# Triac con carga capacitiva



## MAURICIO1986 (Dic 27, 2007)

Hola, mi nombre es Mauricio y este es mi primera consulta en este foro, necesito que me ayuden en un trabajo de experimento en clases, necesito conmutar en 220v y 50hz un condensador de alterna de 270uf y quiero usar un triac, y la duda es que protección le debo colocar al triac para que este no sufra ningún daño y  funcione sin ningún problema ante el condensador, sera suficiente una red snubber? el problema es que hay mucha información usando triac con carga inductiva pero no con capacitiva y me a costado un mundo encontrarla, ojala me respondan y me den una solución, desde ya les agradezco mucho. Mauricio


----------



## Elvic (Dic 28, 2007)

en este PDF están algunas recomendaciones para trabajar con tiristores, puedes basarte aquí

http://web.frm.utn.edu.ar/epotencia/apuntes/recomendaciones.pdf

ahora con lo que respecta al la protección para una carga capacitiva 

busca información sobre:  protección contra di/dt en tiristor (triac scr)

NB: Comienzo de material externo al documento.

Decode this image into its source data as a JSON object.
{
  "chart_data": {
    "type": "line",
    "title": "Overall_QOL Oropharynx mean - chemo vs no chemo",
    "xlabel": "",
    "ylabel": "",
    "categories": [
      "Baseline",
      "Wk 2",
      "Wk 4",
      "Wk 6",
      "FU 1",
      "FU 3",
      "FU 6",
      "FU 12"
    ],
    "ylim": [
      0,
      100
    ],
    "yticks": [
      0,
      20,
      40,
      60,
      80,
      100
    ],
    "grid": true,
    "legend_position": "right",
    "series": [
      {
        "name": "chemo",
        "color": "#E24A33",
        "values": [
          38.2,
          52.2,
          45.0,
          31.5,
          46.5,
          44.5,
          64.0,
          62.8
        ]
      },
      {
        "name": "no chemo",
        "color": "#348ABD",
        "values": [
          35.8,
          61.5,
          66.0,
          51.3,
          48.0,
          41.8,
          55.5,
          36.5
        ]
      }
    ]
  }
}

y poner un buen disipador al triac es recomendable.. pues como lo lo explica le PDF se eleva la temperatura al consumir mucha corriente por el capacitor..

en este otro enlace explica que poniendo una bobina en serie  disminuye  ese problema 
http://books.google.com/books?id=5O...ts=9psYxya8nv&sig=HaJbVy9jUw2QmA83fnH62I4LsEU

o algo asi
la red snubber se usa entre otras cosas  para prevenir falsos disparos, "por lo que yo se...ops:  "  con carga inductiva o por la frecuencia de conmutacion.

suerT


----------



## tiopepe123 (Dic 28, 2007)

Como no explicas casi nada, es dificil ayudarte...

Otra solucion es utilizar mosfets, algo tan simple como utilizar un puente de diodos y un mosfet, tiene la ventaja que eres tu quien controla la apertur/cierre y no el paso por cero de la corriente.


En princpio debes hacer hacer un circuito que se dispare por el paso por cero de la CORRIENTE igualito que las inductivas.

Las precauciones deberian la limitacion de corriente, deberias calcular una resistencia no inductiva y que aguante la potencia.

R=Vpico/Imax triac

P=Vpic*Imaxtriac= W, aunque salga poca potencia pon resistencias de cargon de  2W, es un tema puramente mecanico y de materiales.


----------



## MAURICIO1986 (Dic 28, 2007)

Gracias por responderme Elvic y tiopepe123, el triac se debe activar si o si cada 5 mili segundos de la onda sinusoidal osea se activa cuando esta  en el angulo 90º  y se desactiva en el angulo 180º de la onda, y se vuelve activar en el angulo 270º y se desactiva en los 360º, como se ve en el dibujo así debe conducir el triac, yo lo tengo echo en el simulador y me funciona bien, uso un triac bta139 que es de 16 A y 600v , antes del triac le tengo puesto una resistencia de 100ohm de carbón para limitar la corriente ya que si la quito me deforma la onda y luego me arroja un error, luego del triac esta el condensador como se ve en sgte dibujo,como les decía anteriormente todo me funciona bien en el simulador pero en la realidad debe ser un poco mas distinto, y por eso prefiero que me recomienden que puedo usar de protección antes de llevarlo a la practica , otra cosa en  donde esta conectado el triac con el condensador le puse un medidor de corriente, en el instante de conexión del triac este me marcaba una intensidad de 200A y cuando conectaba y cuando no conducía este bajaba alrededor de 160 A pero el programa no arrojaba error y el osciloscopio no me marcaba deformación de la onda después del triac, sera problema para el triac es cantidad de corriente? 

Tiopepe123 me gustaría que si pudieras me enviara un dibujo usado el mosfet con los diodos para probarlo en en simulador.


Saludos Mauricio


----------